30 de setembro de 2002
Animais de estimação

Eu também gosto de cachorro, gato, papagaio. Adoro cavalo. Mas em casa, eu crio mesmo é formigas. Dessas formigas domésticas, pretas e miudinhas. Nada contra outros bichos, mas para quem vive em apartamento, é preguiçoso e se quer um nômade sempre pronto a partir, as formigas são o animal de estimação ideal. Não dão trabalho nenhum. Não é preciso alimentar, dar banho, levar para passear - nada. Na verdade, elas até colaboram na limpeza: por causa das formigas, minha casa não tem baratas. Ou, ao menos, eu imagino que seja assim. Somos, portanto, muito felizes em nossa convivência, eu e a as formigas.

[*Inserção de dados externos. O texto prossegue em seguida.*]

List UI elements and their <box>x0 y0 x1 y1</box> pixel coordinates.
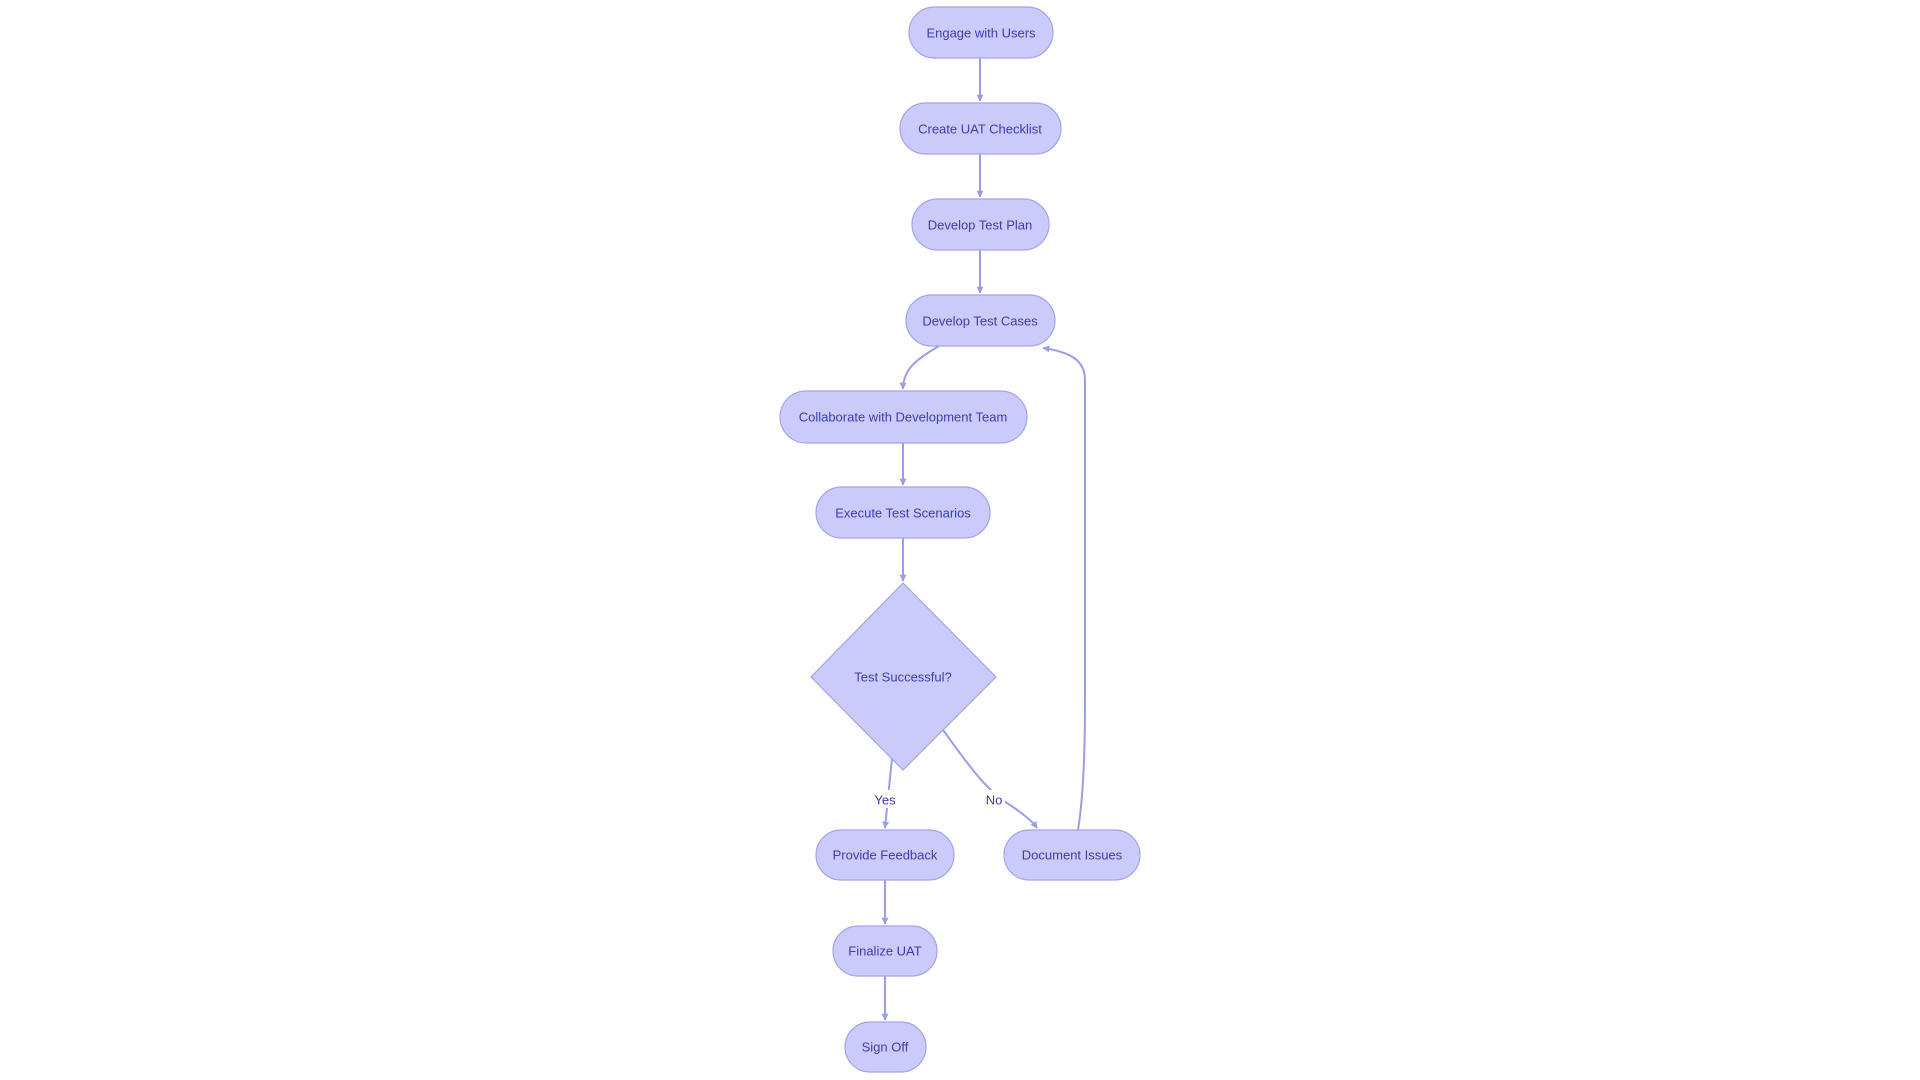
node-label: Develop Test Cases <box>922 314 1038 329</box>
node-develop-test-cases[interactable]: Develop Test Cases <box>905 294 1056 347</box>
edge-label-no-text: No <box>986 793 1003 808</box>
node-develop-test-plan[interactable]: Develop Test Plan <box>911 198 1050 251</box>
node-execute-test-scenarios[interactable]: Execute Test Scenarios <box>815 486 991 539</box>
node-document-issues[interactable]: Document Issues <box>1003 829 1141 881</box>
edge-decision-issues <box>942 729 1038 829</box>
node-finalize-uat[interactable]: Finalize UAT <box>832 925 938 977</box>
node-label: Document Issues <box>1022 848 1123 863</box>
node-label: Execute Test Scenarios <box>835 506 971 521</box>
node-provide-feedback[interactable]: Provide Feedback <box>815 829 955 881</box>
node-label: Develop Test Plan <box>928 218 1033 233</box>
flowchart-canvas: Yes No Engage with Users Create UAT Chec… <box>779 6 1141 1073</box>
edge-cases-collab <box>899 345 940 390</box>
node-engage-with-users[interactable]: Engage with Users <box>908 6 1054 59</box>
edge-label-yes-text: Yes <box>874 793 896 808</box>
node-collaborate-with-development-team[interactable]: Collaborate with Development Team <box>779 390 1028 444</box>
node-label: Finalize UAT <box>848 944 922 959</box>
node-label: Create UAT Checklist <box>918 122 1042 137</box>
node-test-successful-decision[interactable]: Test Successful? <box>810 582 997 771</box>
edge-issues-cases <box>1042 345 1086 831</box>
node-label: Test Successful? <box>854 670 952 685</box>
node-label: Sign Off <box>862 1040 909 1055</box>
node-create-uat-checklist[interactable]: Create UAT Checklist <box>899 102 1062 155</box>
node-label: Provide Feedback <box>833 848 938 863</box>
node-label: Engage with Users <box>926 26 1036 41</box>
node-sign-off[interactable]: Sign Off <box>844 1021 927 1073</box>
node-label: Collaborate with Development Team <box>799 410 1008 425</box>
edge-label-yes: Yes <box>872 790 898 808</box>
edge-label-no: No <box>983 790 1005 808</box>
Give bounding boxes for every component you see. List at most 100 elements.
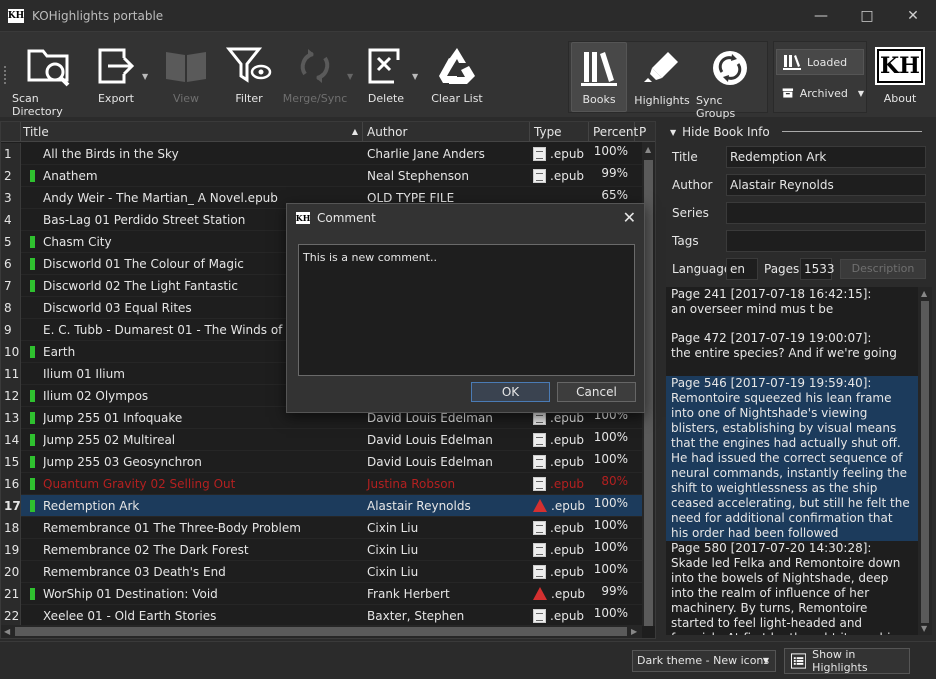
archive-icon — [782, 88, 794, 98]
book-percent-cell: 100% — [593, 429, 628, 444]
book-percent-cell: 100% — [593, 561, 628, 576]
highlights-view-button[interactable]: Highlights — [634, 42, 690, 107]
toolbar-grip-icon[interactable] — [4, 66, 8, 84]
table-row[interactable]: 17 Redemption Ark Alastair Reynolds .epub 10… — [1, 494, 642, 517]
table-row[interactable]: 20 Remembrance 03 Death's End Cixin Liu .ep… — [1, 560, 642, 583]
highlight-text: Remontoire squeezed his lean frame into … — [671, 391, 910, 540]
series-field[interactable] — [726, 202, 926, 224]
row-number: 1 — [1, 142, 21, 165]
pages-field[interactable]: 1533 — [800, 258, 835, 280]
table-row[interactable]: 14 Jump 255 02 Multireal David Louis Edelm… — [1, 428, 642, 451]
bookmark-icon — [29, 235, 35, 248]
author-column-header[interactable]: Author — [363, 122, 530, 142]
info-header-divider — [782, 131, 922, 132]
window-title: KOHighlights portable — [32, 8, 164, 23]
book-title-cell: Jump 255 03 Geosynchron — [43, 454, 202, 469]
row-number: 8 — [1, 296, 21, 319]
sort-ascending-icon: ▲ — [351, 127, 358, 136]
table-row[interactable]: 2 Anathem Neal Stephenson .epub 99% — [1, 164, 642, 187]
language-field[interactable]: en — [726, 258, 758, 280]
highlighter-icon — [644, 52, 678, 82]
highlight-marker — [21, 587, 43, 600]
panel-splitter[interactable] — [660, 121, 662, 639]
row-number: 12 — [1, 384, 21, 407]
merge-sync-button[interactable]: Merge/Sync — [283, 40, 347, 105]
archived-button[interactable]: Archived ▼ — [776, 80, 864, 106]
highlight-marker — [21, 257, 43, 270]
highlight-marker — [21, 455, 43, 468]
table-row[interactable]: 15 Jump 255 03 Geosynchron David Louis Ede… — [1, 450, 642, 473]
highlights-list: Page 241 [2017-07-18 16:42:15]: an overse… — [666, 287, 918, 635]
bookmark-icon — [29, 477, 35, 490]
clear-list-button[interactable]: Clear List — [430, 40, 484, 105]
minimize-button[interactable]: — — [798, 0, 844, 31]
maximize-button[interactable]: □ — [844, 0, 890, 31]
delete-dropdown-icon[interactable]: ▼ — [412, 72, 418, 81]
theme-select[interactable]: Dark theme - New icons ▼ — [632, 650, 776, 672]
warning-icon — [533, 587, 547, 600]
row-number: 20 — [1, 560, 21, 583]
tags-field[interactable] — [726, 230, 926, 252]
book-type-cell: .epub — [529, 454, 588, 469]
table-vertical-scroll-thumb[interactable] — [644, 160, 653, 626]
row-number: 14 — [1, 428, 21, 451]
merge-dropdown-icon[interactable]: ▼ — [347, 72, 353, 81]
percent-column-header[interactable]: Percent — [589, 122, 638, 142]
export-dropdown-icon[interactable]: ▼ — [142, 72, 148, 81]
sync-groups-button[interactable]: Sync Groups — [696, 42, 764, 120]
table-row[interactable]: 22 Xeelee 01 - Old Earth Stories Baxter, S… — [1, 604, 642, 627]
table-row[interactable]: 18 Remembrance 01 The Three-Body Problem C… — [1, 516, 642, 539]
table-row[interactable]: 16 Quantum Gravity 02 Selling Out Justina … — [1, 472, 642, 495]
dialog-close-icon[interactable]: ✕ — [623, 208, 636, 227]
table-row[interactable]: 19 Remembrance 02 The Dark Forest Cixin Li… — [1, 538, 642, 561]
row-number: 22 — [1, 604, 21, 627]
book-author-cell: David Louis Edelman — [367, 454, 493, 469]
table-horizontal-scroll-thumb[interactable] — [15, 627, 627, 636]
cancel-button[interactable]: Cancel — [557, 382, 636, 402]
comment-textarea[interactable]: This is a new comment.. — [298, 244, 635, 376]
book-percent-cell: 99% — [601, 583, 628, 598]
author-field[interactable]: Alastair Reynolds — [726, 174, 926, 196]
list-icon — [791, 653, 807, 669]
book-info-panel: ▼ Hide Book Info Title Redemption Ark Au… — [664, 121, 934, 287]
archived-dropdown-icon[interactable]: ▼ — [858, 89, 864, 98]
highlight-item[interactable]: Page 546 [2017-07-19 19:59:40]: Remontoir… — [666, 376, 918, 541]
author-label: Author — [672, 178, 713, 192]
folder-search-icon — [27, 49, 70, 87]
highlight-item[interactable]: Page 580 [2017-07-20 14:30:28]: Skade led… — [666, 541, 918, 635]
extra-column-header[interactable]: P — [635, 122, 655, 142]
book-type-cell: .epub — [529, 476, 588, 491]
highlights-scroll-thumb[interactable] — [921, 301, 929, 623]
scan-directory-button[interactable]: Scan Directory — [12, 40, 86, 118]
table-row[interactable]: 21 WorShip 01 Destination: Void Frank Herb… — [1, 582, 642, 605]
about-button[interactable]: KH About — [874, 40, 926, 105]
close-window-button[interactable]: ✕ — [890, 0, 936, 31]
export-button[interactable]: Export — [90, 40, 142, 105]
loaded-button[interactable]: Loaded — [776, 49, 864, 75]
highlights-scrollbar[interactable]: ▲ ▼ — [918, 287, 932, 635]
ok-button[interactable]: OK — [471, 382, 550, 402]
delete-button[interactable]: Delete — [362, 40, 410, 105]
book-type-cell: .epub — [529, 432, 588, 447]
filter-button[interactable]: Filter — [222, 40, 276, 105]
view-button[interactable]: View — [160, 40, 212, 105]
book-file-icon — [533, 476, 546, 491]
highlight-item[interactable]: Page 241 [2017-07-18 16:42:15]: an overse… — [666, 287, 918, 331]
books-view-button[interactable]: Books — [571, 42, 627, 112]
title-column-header[interactable]: Title ▲ — [21, 122, 363, 142]
description-button[interactable]: Description — [840, 259, 926, 279]
table-row[interactable]: 1 All the Birds in the Sky Charlie Jane An… — [1, 142, 642, 165]
highlight-item[interactable]: Page 472 [2017-07-19 19:00:07]: the entir… — [666, 331, 918, 376]
show-in-highlights-button[interactable]: Show in Highlights — [784, 648, 910, 674]
highlight-marker — [21, 477, 43, 490]
row-number: 18 — [1, 516, 21, 539]
row-number-header[interactable] — [1, 122, 21, 142]
status-bar: Dark theme - New icons ▼ Show in Highlig… — [0, 641, 936, 679]
title-field[interactable]: Redemption Ark — [726, 146, 926, 168]
hide-book-info-toggle[interactable]: ▼ Hide Book Info — [670, 125, 770, 139]
row-number: 13 — [1, 406, 21, 429]
type-column-header[interactable]: Type — [530, 122, 589, 142]
table-horizontal-scrollbar[interactable]: ◀ ▶ — [1, 625, 642, 638]
bookmark-icon — [29, 455, 35, 468]
row-number: 2 — [1, 164, 21, 187]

De manhã, quando acordo, quase sempre dou de cara com elas trabalhando na cozinha. Como trabalham! São longas linhas fervilhantes que se movem pela pia, descem pelas paredes e se estendem pelo chão até sumir em algum buraquinho quase invisível.

De algum modo, elas sentem minha presença, mas continuam o vai-e-vem incessante. Se for preciso, dou uns tapas na pia e logo elas se dispersam num bater de pálpebras. é impressionante: a informação circula imediatamente por todas as filas. Há um ordenado corre-corre, as linhas se engrossam, mais velozes e, de repente, em questão de segundos, todas as formigas somem! Resta uma ou outra, zanzando de um lado para outro como um conferente se certificando que nada faltou ser embarcado - e só.

Sempre que posso, se não há tanta fome nem pressa, gosto de ficar quieto, observando o trabalho delas. Nunca li nada a respeito das formigas, nem idealizo a organização delas como modelo de nada. Pelo contrário, é triste pensar que os homens ainda funcionam assim, feito formigas. Mas é comovente ver uma formiguinha carregando um pedaço de alguma coisa que tem o dobro, o triplo do seu tamanho ou o trabalho de equipe delas, quando três, quatro se juntam para arrastar algo ainda mais pesado.

Talvez o que eu mais admire nelas seja a obstinação e o silêncio. Outra coisa que me impressiona é que elas parecem respeitar as comidas. Só atacam os restos. Jamais tocam senão no que é sabidamente lixo. A exceção, claro, é o açúcar que, se deixado aberto, será certamente invadido, atração irresistível. A coisa vira festa. Basta bobear com o pote aberto para logo em seguida encontrar a superfície branca do açúcar tomada de tracinhos pretos que se movem meio doidos, enquanto outros permanecem estacionados, sugando mais e mais açúcar no que eu presumo ser um porre monumental.

Como também tenho uma relativa simpatia pelos bêbados, adoto o mesmo sistema de espantá-las com o barulho: pego uma colher ou qualquer coisa assim e bato no vidro do pote de açúcar. A maioria rapidamente some, mas sempre ficam umas bêbadas mais insistentes, imunes já a toda prudência.

Não sei, obviamente, se as formigas dos outros também são assim, educadíssimas - além de disciplinadas, como é próprio da espécie. Infelizmente, não há criadores de formigas conhecidos com quem trocar impressões. Alguma entidade pública como um clube ou associação dos criadores de formigas, por exemplo. Pelo menos que eu saiba. Talvez até exista, mas é provável que eles sejam discretos como seus animais de estimação.

Agora mesmo, enquanto escrevo, estou vendo uma que veio se aventurar por estes lados da sala. Passeia pela mesa com apressado destemor, fuçando aqui e ali, esbarrando de objeto em objeto, com ares de tonta. Será alguma espécie de batedor que vem em busca de áreas onde haja mais alimento ou espaço para novos formigueiros ou será simplesmente uma aventureira que se lançou ao desconhecido apenas pelo prazer de ver onde vai dar o mundo? Sei lá...

É possível também que seja uma tola distraída que apenas se perdeu, enquanto flanava por aí, divagando mudamente sobre o significado de ser formiga neste mundo urbano de humanos continentais. Lá se vai ela, perder-se atrás da mesa para sempre - como toda essa gente lá embaixo que começa a sair para o trabalho, apressada e anônima, e de quem jamais saberei quem é ou o que pensa. Não importa, dedico a todos, homens e formigas, o mesmo carinho barato e cordial, que se não nutre, também não mata.